This controls the camera’s various exposure modes, which include fully auto options suitable for beginners, special effects and image styles and the kind of semi-automatic and manual modes that enthusiasts and professionals will need. To turn the mode dial you have to press and hold the button in the centre – this is so that the dial doesn’t get turned accidentally, which can often happen with other cameras. We’ll start with the basic ‘green’ Auto setting and work round in an anti-clockwise direction.
Auto: The camera takes care of all the settings for you, choosing the shutter speed, lens aperture and ISO automatically, popping up the flash if it thinks the scene needs extra light. It uses the D7200’s Auto Area AF mode to select a focus point automatically.
Flash off: This works in just the same way as the Auto mode, but the flash is disabled. This is so that you can use the camera in churches, theatres, museums or other places where flash photography is banned. It’s also useful in places where flash would kill he atmosphere or be too weak to have any effect, e.g. sports arenas.
Scene: Like many cameras, the D7200 has special modes for specific subjects. It’s like full auto operation, but with settings that are tweaked to suit that particular subject. If you turn the rear command dial, the main LCD display activates, and if you keep turning you can cycle through the different scene modes available: Portrait, Landscape, Child, Sports, Close up, Night portrait, Night landscape, Party/Indoor, Beach/Snow, Sunset, Dusk/Dawn, Pet portrait, Candlelight, Blossom, Autumn colours, Food.
U1/U2: These are custom user settings you can save for particular subjects or styles of photography. For example, you can could set the camera to Manual mode, set the Picture Control to Monochrome and then use the menu to save this to the U! setting. Now, when you turn he mode dial to U1, it sets the camera up with these options.

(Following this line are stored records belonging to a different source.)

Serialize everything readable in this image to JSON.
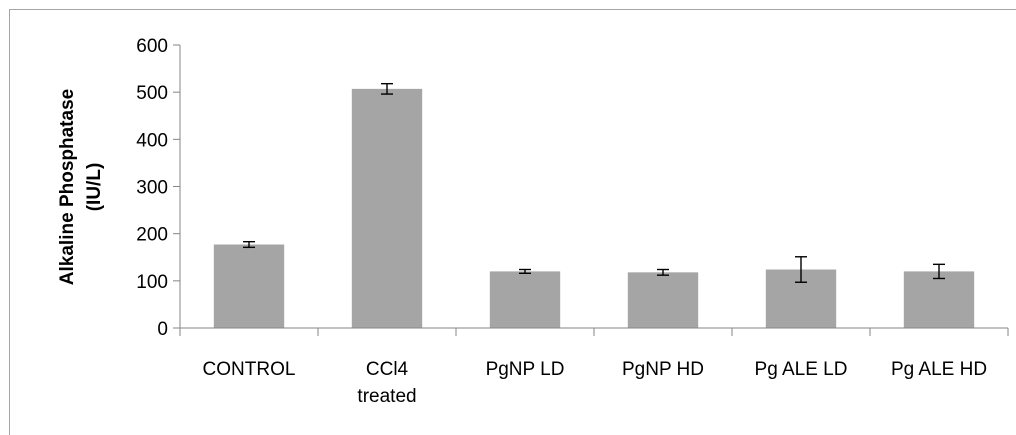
{
  "chart_data": {
    "type": "bar",
    "title": "",
    "xlabel": "",
    "ylabel": "Alkaline Phosphatase (IU/L)",
    "ylabel_lines": [
      "Alkaline Phosphatase",
      "(IU/L)"
    ],
    "categories": [
      [
        "CONTROL"
      ],
      [
        "CCl4",
        "treated"
      ],
      [
        "PgNP LD"
      ],
      [
        "PgNP HD"
      ],
      [
        "Pg ALE LD"
      ],
      [
        "Pg ALE HD"
      ]
    ],
    "values": [
      177,
      507,
      120,
      118,
      124,
      120
    ],
    "error": [
      6,
      11,
      4,
      6,
      27,
      15
    ],
    "ylim": [
      0,
      600
    ],
    "yticks": [
      0,
      100,
      200,
      300,
      400,
      500,
      600
    ],
    "grid": false,
    "legend": "none",
    "colors": {
      "bar": "#a5a5a5",
      "axis": "#868686",
      "error_bar": "#000000"
    }
  }
}
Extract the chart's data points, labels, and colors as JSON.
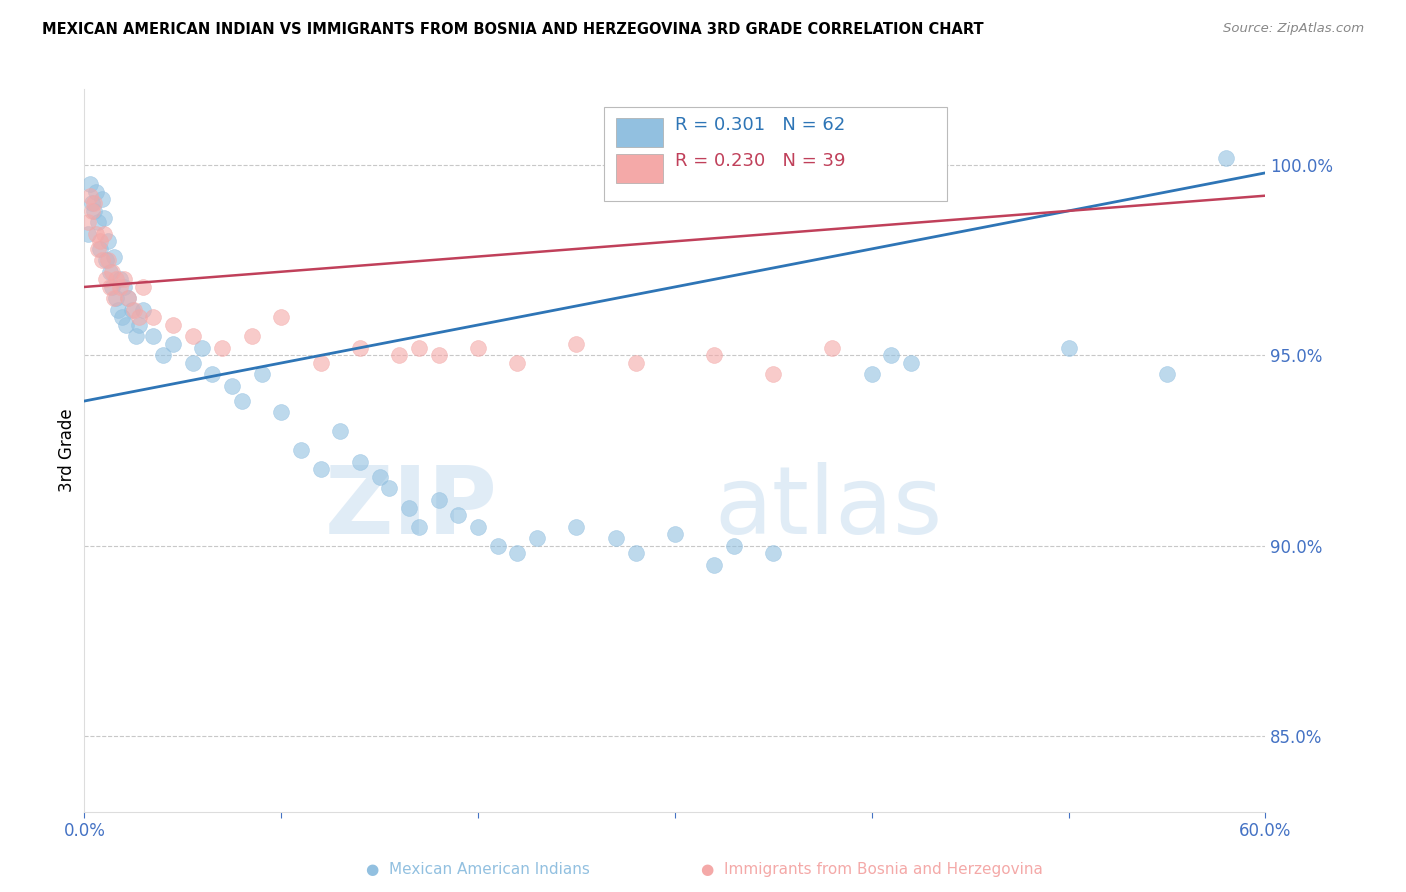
{
  "title": "MEXICAN AMERICAN INDIAN VS IMMIGRANTS FROM BOSNIA AND HERZEGOVINA 3RD GRADE CORRELATION CHART",
  "source": "Source: ZipAtlas.com",
  "ylabel": "3rd Grade",
  "xlim": [
    0.0,
    60.0
  ],
  "ylim": [
    83.0,
    102.0
  ],
  "yticks": [
    85.0,
    90.0,
    95.0,
    100.0
  ],
  "ytick_labels": [
    "85.0%",
    "90.0%",
    "95.0%",
    "100.0%"
  ],
  "xticks": [
    0.0,
    10.0,
    20.0,
    30.0,
    40.0,
    50.0,
    60.0
  ],
  "xtick_labels": [
    "0.0%",
    "",
    "",
    "",
    "",
    "",
    "60.0%"
  ],
  "blue_color": "#92c0e0",
  "pink_color": "#f4a9a8",
  "blue_line_color": "#2e75b6",
  "pink_line_color": "#c0405a",
  "legend_R1": "R = 0.301",
  "legend_N1": "N = 62",
  "legend_R2": "R = 0.230",
  "legend_N2": "N = 39",
  "watermark_zip": "ZIP",
  "watermark_atlas": "atlas",
  "axis_color": "#4472c4",
  "grid_color": "#c8c8c8",
  "blue_scatter_x": [
    0.2,
    0.3,
    0.4,
    0.5,
    0.6,
    0.7,
    0.8,
    0.9,
    1.0,
    1.1,
    1.2,
    1.3,
    1.4,
    1.5,
    1.6,
    1.7,
    1.8,
    1.9,
    2.0,
    2.1,
    2.2,
    2.4,
    2.6,
    2.8,
    3.0,
    3.5,
    4.0,
    4.5,
    5.5,
    6.0,
    6.5,
    7.5,
    8.0,
    9.0,
    10.0,
    11.0,
    12.0,
    13.0,
    14.0,
    15.0,
    15.5,
    16.5,
    17.0,
    18.0,
    19.0,
    20.0,
    21.0,
    22.0,
    23.0,
    25.0,
    27.0,
    28.0,
    30.0,
    32.0,
    33.0,
    35.0,
    40.0,
    41.0,
    42.0,
    50.0,
    55.0,
    58.0
  ],
  "blue_scatter_y": [
    98.2,
    99.5,
    99.0,
    98.8,
    99.3,
    98.5,
    97.8,
    99.1,
    98.6,
    97.5,
    98.0,
    97.2,
    96.8,
    97.6,
    96.5,
    96.2,
    97.0,
    96.0,
    96.8,
    95.8,
    96.5,
    96.2,
    95.5,
    95.8,
    96.2,
    95.5,
    95.0,
    95.3,
    94.8,
    95.2,
    94.5,
    94.2,
    93.8,
    94.5,
    93.5,
    92.5,
    92.0,
    93.0,
    92.2,
    91.8,
    91.5,
    91.0,
    90.5,
    91.2,
    90.8,
    90.5,
    90.0,
    89.8,
    90.2,
    90.5,
    90.2,
    89.8,
    90.3,
    89.5,
    90.0,
    89.8,
    94.5,
    95.0,
    94.8,
    95.2,
    94.5,
    100.2
  ],
  "pink_scatter_x": [
    0.2,
    0.3,
    0.4,
    0.5,
    0.6,
    0.7,
    0.8,
    0.9,
    1.0,
    1.1,
    1.2,
    1.3,
    1.4,
    1.5,
    1.6,
    1.8,
    2.0,
    2.2,
    2.5,
    2.8,
    3.0,
    3.5,
    4.5,
    5.5,
    7.0,
    8.5,
    10.0,
    12.0,
    14.0,
    16.0,
    17.0,
    18.0,
    20.0,
    22.0,
    25.0,
    28.0,
    32.0,
    35.0,
    38.0
  ],
  "pink_scatter_y": [
    98.5,
    99.2,
    98.8,
    99.0,
    98.2,
    97.8,
    98.0,
    97.5,
    98.2,
    97.0,
    97.5,
    96.8,
    97.2,
    96.5,
    97.0,
    96.8,
    97.0,
    96.5,
    96.2,
    96.0,
    96.8,
    96.0,
    95.8,
    95.5,
    95.2,
    95.5,
    96.0,
    94.8,
    95.2,
    95.0,
    95.2,
    95.0,
    95.2,
    94.8,
    95.3,
    94.8,
    95.0,
    94.5,
    95.2
  ],
  "blue_trend_x": [
    0.0,
    60.0
  ],
  "blue_trend_y": [
    93.8,
    99.8
  ],
  "pink_trend_x": [
    0.0,
    60.0
  ],
  "pink_trend_y": [
    96.8,
    99.2
  ]
}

Effects: These are a combination of camera settings and processing options that produce effects you’d normally need a computer to achieve. They include a Night vision effect, Color sketch effect, Miniature effect, Selective Color, Silhouette, High key and Low key effects. As with the Scene setting, you turn the rear command dial to activate the rear display and select an effect.
M (Manual): In this mode, you have complete control over both the lens aperture and the shutter speed. The camera will still display an exposure bar based on the light levels in the scene and your current settings, but this is for information only. You use the front dial to change the aperture, the rear dial to change the shutter speed.
A (Aperture priority): In this mode, you choose the lens aperture (using the front dial) and the camera then selects the shutter speed needed to give the correct exposure. You use this mode if you want precise control over the depth of field in the scene and the shutter speed is less important.
S (Shutter priority): Here, you choose the shutter speed (using the rear dial) and the camera selects the lens aperture needed to give the correct exposure. You use this mode when you need precise control over movement blur (or lack of it) in the picture and depth of field is relatively unimportant.
P (Program): In this mode, the camera chooses the shutter speed and lens aperture automatically, trying to find the best combination for giving reasonable depth of field while avoiding camera shake. It’s much more powerful than the Auto mode, though, because you have full manual control over all the other settings like ISO, focus point, flash mode and more. You can also turn the rear command dial to enter ‘Flexible program’ mode, where you can select different combinations of shutter speed and lens aperture to choose faster speeds or smaller apertures, for example.